When Josephine “Josie” Morrow was born in the 1970s, some people called her a miracle baby. Others called her an abomination. Her scientific father, Joseph Bellanger, called her Girl One, because Josie was the first child conceived without male DNA. Josie came out whole and a perfect replica of her mother, Margaret.
Josie and Margaret lived in a commune known only as the Homestead with eight other Mothers and Girls. Media and social backlash forced the Mothers and Girls to keep to themselves, despite Dr. Bellanger’s confidence that one day the world would accept the Girls for what they are: scientific breakthroughs. Not long after the last Girl is born, however, someone sets fire to the Homestead. One of the Girls and Dr. Bellanger die while everyone else barely escapes with their lives.
In 1994, Josie is in medical school in Chicago. Unlike some of the other Girls, Josie is fascinated by the science that created them and wants to reproduce it in the lab. When the Homestead burned down, the fire took all of Dr. Bellanger’s notes and research with it. Now Josie is slowly piecing it back together. It helps her feel closer to Dr. Bellanger who always called her his most special daughter.
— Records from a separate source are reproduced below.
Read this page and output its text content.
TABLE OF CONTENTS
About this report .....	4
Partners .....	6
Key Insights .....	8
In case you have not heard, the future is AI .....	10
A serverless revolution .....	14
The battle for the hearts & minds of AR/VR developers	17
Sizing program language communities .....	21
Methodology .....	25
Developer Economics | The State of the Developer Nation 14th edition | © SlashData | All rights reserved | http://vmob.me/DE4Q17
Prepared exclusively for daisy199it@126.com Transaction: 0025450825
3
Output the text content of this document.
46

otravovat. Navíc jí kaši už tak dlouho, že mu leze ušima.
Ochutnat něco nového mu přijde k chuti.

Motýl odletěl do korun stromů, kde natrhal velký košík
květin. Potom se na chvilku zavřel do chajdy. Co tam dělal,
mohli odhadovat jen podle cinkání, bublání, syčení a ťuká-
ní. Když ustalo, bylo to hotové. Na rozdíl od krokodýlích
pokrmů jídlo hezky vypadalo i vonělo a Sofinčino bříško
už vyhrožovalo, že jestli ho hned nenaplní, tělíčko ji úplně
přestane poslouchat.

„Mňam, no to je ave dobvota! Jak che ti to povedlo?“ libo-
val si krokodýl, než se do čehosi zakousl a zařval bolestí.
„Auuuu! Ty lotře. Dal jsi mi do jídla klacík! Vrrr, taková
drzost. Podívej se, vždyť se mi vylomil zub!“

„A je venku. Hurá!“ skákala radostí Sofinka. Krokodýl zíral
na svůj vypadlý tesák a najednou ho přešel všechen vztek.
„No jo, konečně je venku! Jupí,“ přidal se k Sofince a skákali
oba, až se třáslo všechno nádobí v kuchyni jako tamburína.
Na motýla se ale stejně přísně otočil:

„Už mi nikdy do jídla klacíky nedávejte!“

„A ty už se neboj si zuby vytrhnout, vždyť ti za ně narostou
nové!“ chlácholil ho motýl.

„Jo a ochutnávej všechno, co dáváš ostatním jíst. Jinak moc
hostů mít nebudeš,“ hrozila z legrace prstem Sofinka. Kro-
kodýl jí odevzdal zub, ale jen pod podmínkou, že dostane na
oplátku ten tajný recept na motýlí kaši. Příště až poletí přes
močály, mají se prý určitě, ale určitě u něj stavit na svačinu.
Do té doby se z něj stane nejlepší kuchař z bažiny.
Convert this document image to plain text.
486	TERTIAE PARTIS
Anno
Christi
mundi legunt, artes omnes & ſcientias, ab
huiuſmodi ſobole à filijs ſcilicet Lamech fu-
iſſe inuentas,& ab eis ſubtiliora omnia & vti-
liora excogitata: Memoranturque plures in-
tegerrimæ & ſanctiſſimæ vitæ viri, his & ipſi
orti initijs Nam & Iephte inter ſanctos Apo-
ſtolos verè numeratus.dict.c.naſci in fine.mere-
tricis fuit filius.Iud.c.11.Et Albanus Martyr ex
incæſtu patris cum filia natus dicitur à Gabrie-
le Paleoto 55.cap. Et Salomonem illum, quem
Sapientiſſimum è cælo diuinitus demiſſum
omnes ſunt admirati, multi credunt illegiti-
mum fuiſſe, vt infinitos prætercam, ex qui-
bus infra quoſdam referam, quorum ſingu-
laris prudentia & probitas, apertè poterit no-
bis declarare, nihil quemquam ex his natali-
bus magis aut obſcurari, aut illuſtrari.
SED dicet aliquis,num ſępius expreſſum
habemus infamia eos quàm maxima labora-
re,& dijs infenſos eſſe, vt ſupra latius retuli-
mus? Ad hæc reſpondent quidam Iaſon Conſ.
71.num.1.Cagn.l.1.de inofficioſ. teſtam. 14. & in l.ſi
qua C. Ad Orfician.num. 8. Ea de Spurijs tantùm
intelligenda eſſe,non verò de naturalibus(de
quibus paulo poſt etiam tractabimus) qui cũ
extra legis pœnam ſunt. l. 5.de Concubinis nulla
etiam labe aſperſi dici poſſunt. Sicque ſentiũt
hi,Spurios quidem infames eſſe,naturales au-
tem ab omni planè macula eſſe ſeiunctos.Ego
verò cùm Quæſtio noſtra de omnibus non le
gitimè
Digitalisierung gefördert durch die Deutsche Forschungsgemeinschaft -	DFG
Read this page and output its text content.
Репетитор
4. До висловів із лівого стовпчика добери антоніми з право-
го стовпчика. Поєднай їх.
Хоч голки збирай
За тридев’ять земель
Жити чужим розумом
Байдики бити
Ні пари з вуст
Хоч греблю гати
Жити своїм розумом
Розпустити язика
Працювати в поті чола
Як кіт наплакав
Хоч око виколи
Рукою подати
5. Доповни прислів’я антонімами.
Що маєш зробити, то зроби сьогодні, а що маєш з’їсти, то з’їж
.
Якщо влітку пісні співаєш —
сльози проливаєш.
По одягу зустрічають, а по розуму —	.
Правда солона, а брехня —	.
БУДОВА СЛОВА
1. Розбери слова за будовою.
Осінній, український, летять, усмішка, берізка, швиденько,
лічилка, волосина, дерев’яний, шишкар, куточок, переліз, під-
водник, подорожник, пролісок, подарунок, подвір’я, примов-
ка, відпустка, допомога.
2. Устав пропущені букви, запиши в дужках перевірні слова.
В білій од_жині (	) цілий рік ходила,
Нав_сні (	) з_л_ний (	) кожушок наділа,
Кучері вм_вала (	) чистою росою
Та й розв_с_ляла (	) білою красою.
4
Then word comes that her mother’s house in her small Illinois hometown has burned down. Josie races back home, only to discover that Margaret has disappeared. The circumstances around the fire are suspicious at best, and Josie gets a feeling the whole incident is somehow connected to her status as Girl One.
Having no one else to turn to, Josie starts combing through Margaret’s belongings and finds the contact information for a reporter with a keen interest in the Homestead. They begin a search for Margaret by tracking down the other Mother-Girl pairs to see if Margaret visited any of them recently. As Josie talks to the sisters that science gave her, she begins to understand how their existence is more incredible than anyone realized and how that very existence puts all of them in grave danger.
Author Sara Flannery Murphy offers readers a cursory introduction to the field of parthenogenesis, where a species reproduces without the presence of sperm. Much is made in the book about this accomplishment in humans, yet Murphy doesn’t share any of the scientific details. The oversight makes it a little harder to buy into the concept overall. Dr. Bellanger is purported to be some kind of genius scientist, yet readers never actually get to see what he did to accomplish this incredible feat. Later explanations, too, are skimmed over. Instead, Murphy directs readers to the relationships between the Girls and between them and their Mothers.
Here, too, the story feels a little lightweight. Margaret’s willingness to participate in Dr. Bellanger’s experiment on the Homestead is the only one given much consideration, but the details are sparse. Readers never get the chance to hear the “why” of it all—why would nine women leave behind their lives and all social conventions to participate in a radical scientific experiment?
Without this baseline motivation or any grounded science, the book becomes an exercise in the suspension of disbelief. Josie’s voice is the strongest, and Murphy’s descriptions are delightful and innovative. However, the story lacks the weight to make it truly a knockout. I recommend readers Borrow Girl One.